TS: “I don’t actually feel at risk. I don’t feel the sense of fear in my body. So, that’s the most significant answer I can give you. Rationally I would say I am somewhat at risk. May be I can be once incredibly explicit about this. The moment that Trump feels that he can get away with anything, anything, that serves his power and his cause, he will do it. That’s the only thing that stands in the way. Do I believe that trump would imprison or murder countless people he perceives as enemies, if he thought he could get away with it, do I think he identifies with and even admires people like Kim Jung Yun and Vladimir Putin? Yes I do! So if it were to come to the point where Trump for whatever reason felt free to act on those impulses, I would assume that I and many other people who had spoken out against him, would be at risk of death. For sure.

JD: “There is a horrible, horrible for you, irony here, isn’t there? He has through his victory, his breath taking Presidency, made you immortal to some degree; you will be known as the man who enabled him, in part, to become President through authoring The Art Of The Deal.”
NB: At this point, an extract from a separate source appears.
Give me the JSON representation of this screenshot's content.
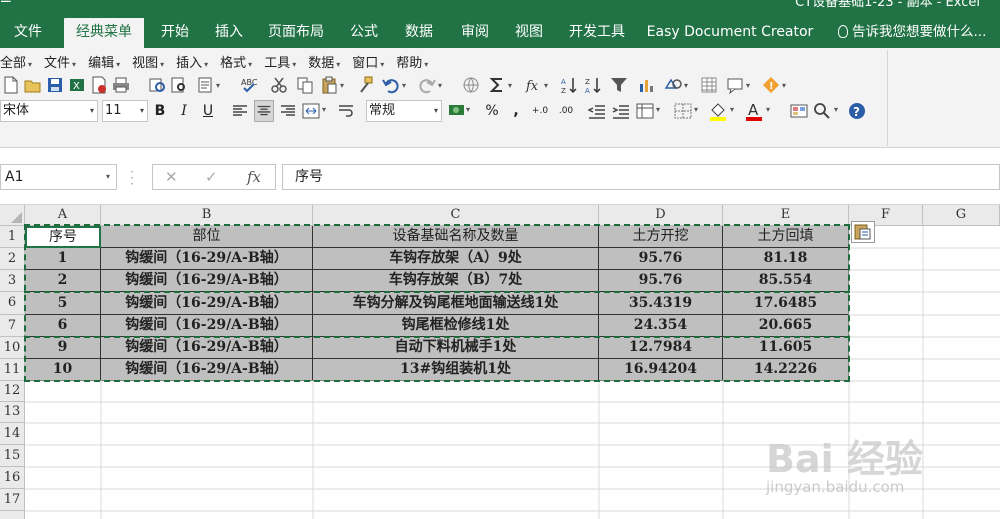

TS: “As you started to say that I felt emotion well up in me. I do feel that for two years now, I have been doing everything I can to atone for that choice I made. But, you are right. In the end I cant. There is no atoning. The decision was made. I’m not so grandiose as to believe that I was responsible for Donald trump’s becoming President. I was not. There had to be a confluence of many many factors and no one will ever know how much of a role The Art Of The Deal played in all of that, but it did play some role and any role was a bigger role than I should have played, than I wished I’d played, than I anticipated would be true when I was 33 years old and he was a middle level real estate developer and I decided to do that book. But, here’s what I did know. I knew that he was bad man. I knew it when I started writing the book. I learned it having a previous journalistic experience with him and there’s no question that the better choice, the more ethical choice would have been not to have write that book.”

JD: “You sold out.”

TS: “I sold out. You know, I’ve said this before. The term was invented to define what I did. There’s just no question.”

This is just part of the never ending BBC onslaught aimed at Trump as it is Brexit and Corbyn. The BBC is little more than a tabloid red top and perhaps not as good. To sit through this self-pitying codswallop was a chore, but when I heard it aired live, I wanted it chronicled as an example of how low our national broadcaster has gone. If nothing else, are the BBC and Tony Schwarz seriously telling me the Clinton’s would have been better? I have not yet come across a single case of Trump raping anyone. The Clinton’s have a long list to be investigated at least.

Trump? Zionist? Corbyn? Socialist? Brexit? UK-€U military unification…. None of them are cut and dry issues, but the BBC present such a bias opinion when a decent and proper national broadcaster could offer so much more from history to health to science to…. the best interests of the nation.